Geometric Post-Training Quantization of Deep Neural Networks

fisica matematica

probabilità

Quantization is a key technique for reducing deep learning models' memory footprint and computational cost. However, traditional quantization methods are not supported by general theoretical results. Moreover, they typically overlook the role of the geometry induced on the parameter space by the structure of the model and by the training dynamics. Our main theoretical finding consists of identifying an appropriate metric to be used when projecting weights onto a quantization grid after training. More precisely, we consider suitably scaled, over-parametrized deep neural networks with L layers, whose parameters are initialized as i.i.d. normal variables with zero mean and unit variance, and subsequently trained with gradient descent.
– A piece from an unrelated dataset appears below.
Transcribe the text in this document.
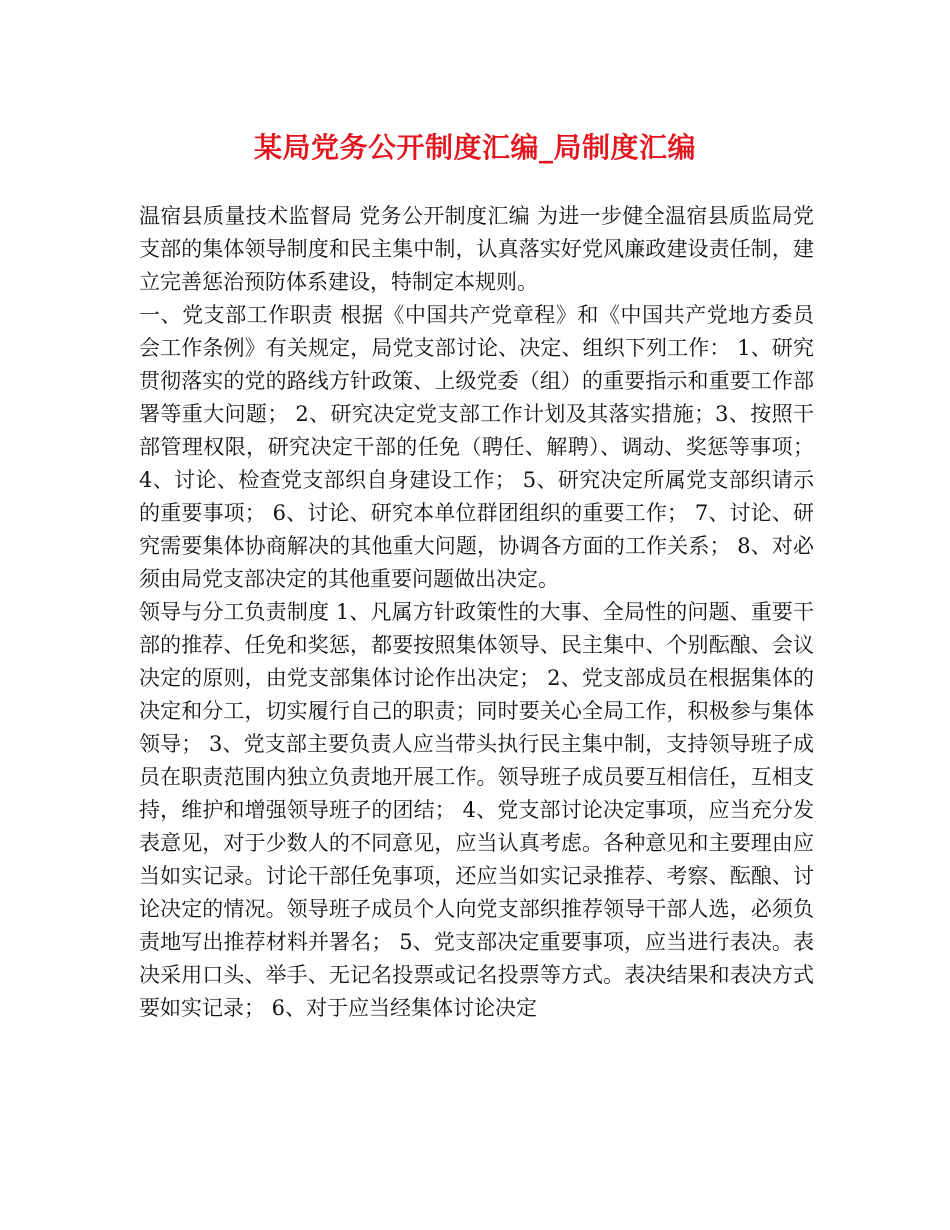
某局党务公开制度汇编_局制度汇编

温宿县质量技术监督局 党务公开制度汇编 为进一步健全温宿县质监局党支部的集体领导制度和民主集中制，认真落实好党风廉政建设责任制，建立完善惩治预防体系建设，特制定本规则。

一、党支部工作职责 根据《中国共产党章程》和《中国共产党地方委员会工作条例》有关规定，局党支部讨论、决定、组织下列工作： 1、研究贯彻落实的党的路线方针政策、上级党委（组）的重要指示和重要工作部署等重大问题； 2、研究决定党支部工作计划及其落实措施；3、按照干部管理权限，研究决定干部的任免（聘任、解聘）、调动、奖惩等事项； 4、讨论、检查党支部织自身建设工作； 5、研究决定所属党支部织请示的重要事项； 6、讨论、研究本单位群团组织的重要工作； 7、讨论、研究需要集体协商解决的其他重大问题，协调各方面的工作关系； 8、对必须由局党支部决定的其他重要问题做出决定。

领导与分工负责制度 1、凡属方针政策性的大事、全局性的问题、重要干部的推荐、任免和奖惩，都要按照集体领导、民主集中、个别酝酿、会议决定的原则，由党支部集体讨论作出决定； 2、党支部成员在根据集体的决定和分工，切实履行自己的职责；同时要关心全局工作，积极参与集体领导； 3、党支部主要负责人应当带头执行民主集中制，支持领导班子成员在职责范围内独立负责地开展工作。领导班子成员要互相信任，互相支持，维护和增强领导班子的团结； 4、党支部讨论决定事项，应当充分发表意见，对于少数人的不同意见，应当认真考虑。各种意见和主要理由应当如实记录。讨论干部任免事项，还应当如实记录推荐、考察、酝酿、讨论决定的情况。领导班子成员个人向党支部织推荐领导干部人选，必须负责地写出推荐材料并署名； 5、党支部决定重要事项，应当进行表决。表决采用口头、举手、无记名投票或记名投票等方式。表决结果和表决方式要如实记录； 6、对于应当经集体讨论决定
Then, we rigorously prove that the natural quantization metric is defined by the Gauss-Newton seminorm whenever the final point of the training dynamics satisfies suitable sparsity assumptions. Specifically, we quantify the contribution of this seminorm with high probability over the initialization as the dimension of the parameter space becomes large enough. Based on this theoretical result, we propose a novel, post-training quantization algorithm called GeoPTQ, which is shown to outperform classical quantization schemes in some preliminary experiments. This is a joint work with Massimiliano Datres (LMU Munich) and Andrea Agazzi (Univ. Bern).